Support Vector Machine
An SVM is a machine learning algorithm that takes in a list of features and classifies them. In this case, each of the features was the output of the histogram of oriented gradients. An SVM can be used in many of the same ways as a neural network, without having to worry about layer sizes. It can be customized with different kernels to fit more complex data. It can also be much quicker to train than a neural network.
In my training set, I used around 60,000 images of cars and not cars.
After we have an SVM that will classify a car consistently, we can use a sliding window method to figure out where in the image the car is.
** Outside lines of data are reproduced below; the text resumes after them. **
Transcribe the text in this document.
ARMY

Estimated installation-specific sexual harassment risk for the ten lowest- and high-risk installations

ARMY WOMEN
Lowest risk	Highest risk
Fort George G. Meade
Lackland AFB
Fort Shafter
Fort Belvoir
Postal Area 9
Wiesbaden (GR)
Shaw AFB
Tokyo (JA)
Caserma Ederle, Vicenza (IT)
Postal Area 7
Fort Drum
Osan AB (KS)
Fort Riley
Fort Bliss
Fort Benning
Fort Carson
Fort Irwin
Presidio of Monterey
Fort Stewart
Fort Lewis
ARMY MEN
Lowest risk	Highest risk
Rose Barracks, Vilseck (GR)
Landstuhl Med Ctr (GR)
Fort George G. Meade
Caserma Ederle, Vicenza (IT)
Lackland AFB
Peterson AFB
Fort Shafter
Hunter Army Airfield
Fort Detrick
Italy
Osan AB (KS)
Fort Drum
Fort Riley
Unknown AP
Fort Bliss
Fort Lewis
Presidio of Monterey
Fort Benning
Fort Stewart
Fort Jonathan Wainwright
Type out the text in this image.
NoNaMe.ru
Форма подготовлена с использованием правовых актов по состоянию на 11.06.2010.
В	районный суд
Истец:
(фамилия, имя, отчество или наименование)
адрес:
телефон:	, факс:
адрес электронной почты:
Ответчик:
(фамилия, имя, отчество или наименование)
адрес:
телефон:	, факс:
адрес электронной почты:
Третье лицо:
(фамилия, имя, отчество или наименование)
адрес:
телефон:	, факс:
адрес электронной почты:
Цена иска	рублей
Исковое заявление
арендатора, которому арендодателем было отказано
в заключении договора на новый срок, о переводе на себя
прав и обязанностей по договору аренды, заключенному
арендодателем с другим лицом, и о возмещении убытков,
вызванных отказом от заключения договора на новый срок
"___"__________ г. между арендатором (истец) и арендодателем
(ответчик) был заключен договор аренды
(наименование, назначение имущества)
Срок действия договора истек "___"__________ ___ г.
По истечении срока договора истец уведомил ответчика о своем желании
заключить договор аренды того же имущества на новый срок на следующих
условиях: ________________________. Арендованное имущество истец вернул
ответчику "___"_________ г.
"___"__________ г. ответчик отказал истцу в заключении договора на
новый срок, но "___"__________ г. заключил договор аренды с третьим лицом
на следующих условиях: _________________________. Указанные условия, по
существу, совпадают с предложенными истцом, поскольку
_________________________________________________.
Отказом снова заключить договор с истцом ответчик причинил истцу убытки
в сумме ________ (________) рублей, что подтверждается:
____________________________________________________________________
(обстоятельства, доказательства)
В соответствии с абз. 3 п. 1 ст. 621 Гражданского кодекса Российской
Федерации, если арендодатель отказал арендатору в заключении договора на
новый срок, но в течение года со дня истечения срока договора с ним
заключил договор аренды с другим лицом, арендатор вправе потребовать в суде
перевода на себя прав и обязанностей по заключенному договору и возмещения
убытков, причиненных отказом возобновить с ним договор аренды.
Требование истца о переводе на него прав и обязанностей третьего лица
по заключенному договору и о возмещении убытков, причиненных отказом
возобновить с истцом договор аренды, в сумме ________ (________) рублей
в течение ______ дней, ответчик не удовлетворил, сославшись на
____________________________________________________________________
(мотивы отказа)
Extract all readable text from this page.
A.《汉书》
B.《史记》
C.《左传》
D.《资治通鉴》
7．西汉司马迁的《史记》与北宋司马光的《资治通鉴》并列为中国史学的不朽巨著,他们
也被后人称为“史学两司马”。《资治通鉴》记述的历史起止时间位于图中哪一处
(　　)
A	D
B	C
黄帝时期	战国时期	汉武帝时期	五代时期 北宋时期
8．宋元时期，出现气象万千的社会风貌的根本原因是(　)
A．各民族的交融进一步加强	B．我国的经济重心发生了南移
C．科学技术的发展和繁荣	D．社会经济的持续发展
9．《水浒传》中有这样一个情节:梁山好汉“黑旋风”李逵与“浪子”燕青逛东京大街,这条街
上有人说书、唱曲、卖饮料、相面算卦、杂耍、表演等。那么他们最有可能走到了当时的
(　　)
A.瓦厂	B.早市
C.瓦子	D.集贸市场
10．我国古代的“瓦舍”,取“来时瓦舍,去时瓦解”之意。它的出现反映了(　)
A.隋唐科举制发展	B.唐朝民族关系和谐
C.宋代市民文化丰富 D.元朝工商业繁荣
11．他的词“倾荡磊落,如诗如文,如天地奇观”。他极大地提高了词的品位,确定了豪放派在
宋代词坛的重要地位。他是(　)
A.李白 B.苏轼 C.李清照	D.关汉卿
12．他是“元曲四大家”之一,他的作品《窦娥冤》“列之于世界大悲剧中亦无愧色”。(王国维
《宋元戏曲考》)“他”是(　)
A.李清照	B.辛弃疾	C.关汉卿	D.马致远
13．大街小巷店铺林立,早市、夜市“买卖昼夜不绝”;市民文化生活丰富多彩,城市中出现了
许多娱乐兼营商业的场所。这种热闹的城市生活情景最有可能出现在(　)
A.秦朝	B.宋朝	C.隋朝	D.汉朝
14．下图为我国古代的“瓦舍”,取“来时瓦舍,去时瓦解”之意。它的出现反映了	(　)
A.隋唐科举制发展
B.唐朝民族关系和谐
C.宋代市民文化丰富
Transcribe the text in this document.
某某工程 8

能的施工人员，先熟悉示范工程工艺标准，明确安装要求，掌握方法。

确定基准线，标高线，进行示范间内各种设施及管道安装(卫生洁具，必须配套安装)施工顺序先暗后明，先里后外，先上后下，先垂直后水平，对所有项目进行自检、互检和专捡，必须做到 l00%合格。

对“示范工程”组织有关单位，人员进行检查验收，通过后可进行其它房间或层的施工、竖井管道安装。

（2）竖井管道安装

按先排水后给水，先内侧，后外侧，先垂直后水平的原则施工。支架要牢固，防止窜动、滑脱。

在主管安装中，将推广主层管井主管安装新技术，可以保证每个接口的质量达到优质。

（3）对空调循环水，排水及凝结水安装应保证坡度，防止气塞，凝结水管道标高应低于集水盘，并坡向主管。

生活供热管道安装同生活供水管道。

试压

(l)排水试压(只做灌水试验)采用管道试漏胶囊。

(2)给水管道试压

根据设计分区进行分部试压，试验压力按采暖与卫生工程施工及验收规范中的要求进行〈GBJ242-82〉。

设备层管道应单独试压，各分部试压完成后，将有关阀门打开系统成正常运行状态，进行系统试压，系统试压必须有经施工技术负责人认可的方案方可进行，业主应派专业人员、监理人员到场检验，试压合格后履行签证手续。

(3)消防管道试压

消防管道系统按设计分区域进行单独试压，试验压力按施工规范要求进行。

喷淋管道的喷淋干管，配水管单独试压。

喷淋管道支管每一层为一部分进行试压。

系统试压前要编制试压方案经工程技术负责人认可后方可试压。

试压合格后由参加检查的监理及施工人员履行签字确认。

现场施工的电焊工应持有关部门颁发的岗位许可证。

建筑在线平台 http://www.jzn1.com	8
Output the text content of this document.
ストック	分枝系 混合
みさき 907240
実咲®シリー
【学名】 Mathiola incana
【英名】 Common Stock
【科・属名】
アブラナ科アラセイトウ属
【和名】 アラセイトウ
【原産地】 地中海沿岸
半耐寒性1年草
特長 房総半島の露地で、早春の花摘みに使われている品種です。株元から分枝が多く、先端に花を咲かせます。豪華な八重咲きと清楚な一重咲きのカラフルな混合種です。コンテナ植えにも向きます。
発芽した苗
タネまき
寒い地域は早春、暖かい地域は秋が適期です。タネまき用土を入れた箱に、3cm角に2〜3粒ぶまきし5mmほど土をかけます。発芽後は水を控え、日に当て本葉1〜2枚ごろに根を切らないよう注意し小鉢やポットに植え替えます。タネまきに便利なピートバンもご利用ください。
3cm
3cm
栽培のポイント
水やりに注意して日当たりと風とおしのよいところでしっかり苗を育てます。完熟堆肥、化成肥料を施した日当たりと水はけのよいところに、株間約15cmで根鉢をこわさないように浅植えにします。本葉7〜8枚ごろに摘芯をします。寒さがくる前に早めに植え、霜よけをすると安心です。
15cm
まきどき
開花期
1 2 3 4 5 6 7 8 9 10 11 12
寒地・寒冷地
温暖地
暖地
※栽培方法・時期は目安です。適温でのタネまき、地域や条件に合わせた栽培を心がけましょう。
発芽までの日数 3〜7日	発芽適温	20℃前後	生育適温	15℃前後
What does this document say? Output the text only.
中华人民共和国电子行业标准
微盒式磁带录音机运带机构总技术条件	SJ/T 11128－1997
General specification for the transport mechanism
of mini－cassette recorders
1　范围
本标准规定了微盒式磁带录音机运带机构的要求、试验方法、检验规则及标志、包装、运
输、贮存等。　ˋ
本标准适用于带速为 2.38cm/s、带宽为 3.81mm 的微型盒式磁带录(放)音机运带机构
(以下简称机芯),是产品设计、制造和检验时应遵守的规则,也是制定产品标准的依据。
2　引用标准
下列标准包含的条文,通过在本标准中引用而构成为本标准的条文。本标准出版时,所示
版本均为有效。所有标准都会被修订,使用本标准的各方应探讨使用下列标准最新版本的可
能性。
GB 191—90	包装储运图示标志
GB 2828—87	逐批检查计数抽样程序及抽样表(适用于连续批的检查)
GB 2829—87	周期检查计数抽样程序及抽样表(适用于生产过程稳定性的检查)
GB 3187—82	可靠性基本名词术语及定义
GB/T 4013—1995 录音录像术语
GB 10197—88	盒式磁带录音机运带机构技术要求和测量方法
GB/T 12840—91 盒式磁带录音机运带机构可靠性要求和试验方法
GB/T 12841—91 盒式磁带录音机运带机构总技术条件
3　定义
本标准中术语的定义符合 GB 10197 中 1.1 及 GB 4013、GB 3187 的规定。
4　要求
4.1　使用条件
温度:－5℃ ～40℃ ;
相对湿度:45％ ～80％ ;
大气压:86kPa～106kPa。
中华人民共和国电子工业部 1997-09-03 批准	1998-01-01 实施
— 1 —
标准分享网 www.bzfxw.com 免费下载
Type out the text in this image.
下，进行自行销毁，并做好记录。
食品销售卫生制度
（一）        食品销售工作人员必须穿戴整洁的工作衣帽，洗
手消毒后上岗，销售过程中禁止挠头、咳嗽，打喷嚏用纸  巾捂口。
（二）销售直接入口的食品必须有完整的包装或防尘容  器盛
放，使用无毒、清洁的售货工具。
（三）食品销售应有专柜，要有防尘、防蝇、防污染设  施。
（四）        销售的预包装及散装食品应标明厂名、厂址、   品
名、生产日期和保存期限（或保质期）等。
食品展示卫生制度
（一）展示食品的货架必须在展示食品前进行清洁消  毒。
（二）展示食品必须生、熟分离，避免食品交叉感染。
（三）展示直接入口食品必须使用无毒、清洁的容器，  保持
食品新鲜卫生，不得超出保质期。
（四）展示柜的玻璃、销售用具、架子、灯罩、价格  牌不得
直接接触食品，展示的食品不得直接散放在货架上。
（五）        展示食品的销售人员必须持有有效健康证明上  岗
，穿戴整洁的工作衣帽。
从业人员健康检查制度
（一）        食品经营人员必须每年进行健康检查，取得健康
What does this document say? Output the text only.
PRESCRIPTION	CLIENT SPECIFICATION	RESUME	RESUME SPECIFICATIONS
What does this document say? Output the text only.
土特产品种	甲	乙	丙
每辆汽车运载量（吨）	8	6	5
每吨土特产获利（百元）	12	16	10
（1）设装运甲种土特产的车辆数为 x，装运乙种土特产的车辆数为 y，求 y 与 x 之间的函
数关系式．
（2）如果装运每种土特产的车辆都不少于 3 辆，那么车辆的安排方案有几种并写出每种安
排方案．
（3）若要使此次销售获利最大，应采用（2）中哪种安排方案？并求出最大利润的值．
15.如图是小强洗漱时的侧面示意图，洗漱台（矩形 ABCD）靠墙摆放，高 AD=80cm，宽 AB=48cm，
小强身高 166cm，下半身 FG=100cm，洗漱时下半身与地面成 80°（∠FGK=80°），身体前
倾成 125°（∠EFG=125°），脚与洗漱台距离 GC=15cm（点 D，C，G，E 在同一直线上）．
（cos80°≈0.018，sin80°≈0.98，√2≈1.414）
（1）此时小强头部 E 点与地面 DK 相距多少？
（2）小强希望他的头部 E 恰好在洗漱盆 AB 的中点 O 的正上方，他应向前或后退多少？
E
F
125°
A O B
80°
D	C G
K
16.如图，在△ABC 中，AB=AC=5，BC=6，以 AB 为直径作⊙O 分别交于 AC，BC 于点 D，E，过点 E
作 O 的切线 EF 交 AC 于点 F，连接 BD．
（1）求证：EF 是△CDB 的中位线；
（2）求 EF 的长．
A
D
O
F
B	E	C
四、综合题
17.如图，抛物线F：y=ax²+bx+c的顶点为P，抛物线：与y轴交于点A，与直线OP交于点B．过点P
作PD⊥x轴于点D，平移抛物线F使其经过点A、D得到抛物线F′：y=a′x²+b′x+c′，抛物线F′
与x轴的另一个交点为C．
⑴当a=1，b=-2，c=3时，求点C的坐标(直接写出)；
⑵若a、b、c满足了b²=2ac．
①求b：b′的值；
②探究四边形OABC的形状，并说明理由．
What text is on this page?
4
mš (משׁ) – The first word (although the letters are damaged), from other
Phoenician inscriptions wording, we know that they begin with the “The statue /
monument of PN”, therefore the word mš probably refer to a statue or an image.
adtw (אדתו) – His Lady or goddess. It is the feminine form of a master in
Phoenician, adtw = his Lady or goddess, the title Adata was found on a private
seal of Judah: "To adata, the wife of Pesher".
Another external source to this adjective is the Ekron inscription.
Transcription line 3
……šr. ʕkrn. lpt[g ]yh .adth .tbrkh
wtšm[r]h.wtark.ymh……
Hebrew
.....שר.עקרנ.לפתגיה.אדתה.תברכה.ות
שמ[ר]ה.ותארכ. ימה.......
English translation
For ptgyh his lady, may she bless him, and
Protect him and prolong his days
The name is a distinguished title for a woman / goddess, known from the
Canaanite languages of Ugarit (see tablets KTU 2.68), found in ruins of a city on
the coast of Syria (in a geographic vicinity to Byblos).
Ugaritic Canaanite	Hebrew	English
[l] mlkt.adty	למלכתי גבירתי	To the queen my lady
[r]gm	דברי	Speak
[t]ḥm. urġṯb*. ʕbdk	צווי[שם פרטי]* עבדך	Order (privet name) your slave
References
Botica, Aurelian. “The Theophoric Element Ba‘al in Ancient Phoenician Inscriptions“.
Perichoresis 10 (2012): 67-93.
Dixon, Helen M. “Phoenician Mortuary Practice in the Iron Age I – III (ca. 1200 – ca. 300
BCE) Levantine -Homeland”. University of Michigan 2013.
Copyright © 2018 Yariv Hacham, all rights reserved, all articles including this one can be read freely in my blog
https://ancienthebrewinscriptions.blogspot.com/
The idea is simple: We have a classifier that can figure out whether an image is a car or not. We then take that classifier and run it on various parts of the image. Because the car could be at any distance, we also take different sized samples and run the classifier on them.
After we've run the sliding window algorithm, we now have a bunch of boxes that probably have a car in them. We now need to take those boxes and figure out which ones are accurate. We can do that by finding the areas where lots of boxes intersect. We call this method 'hotboxes'.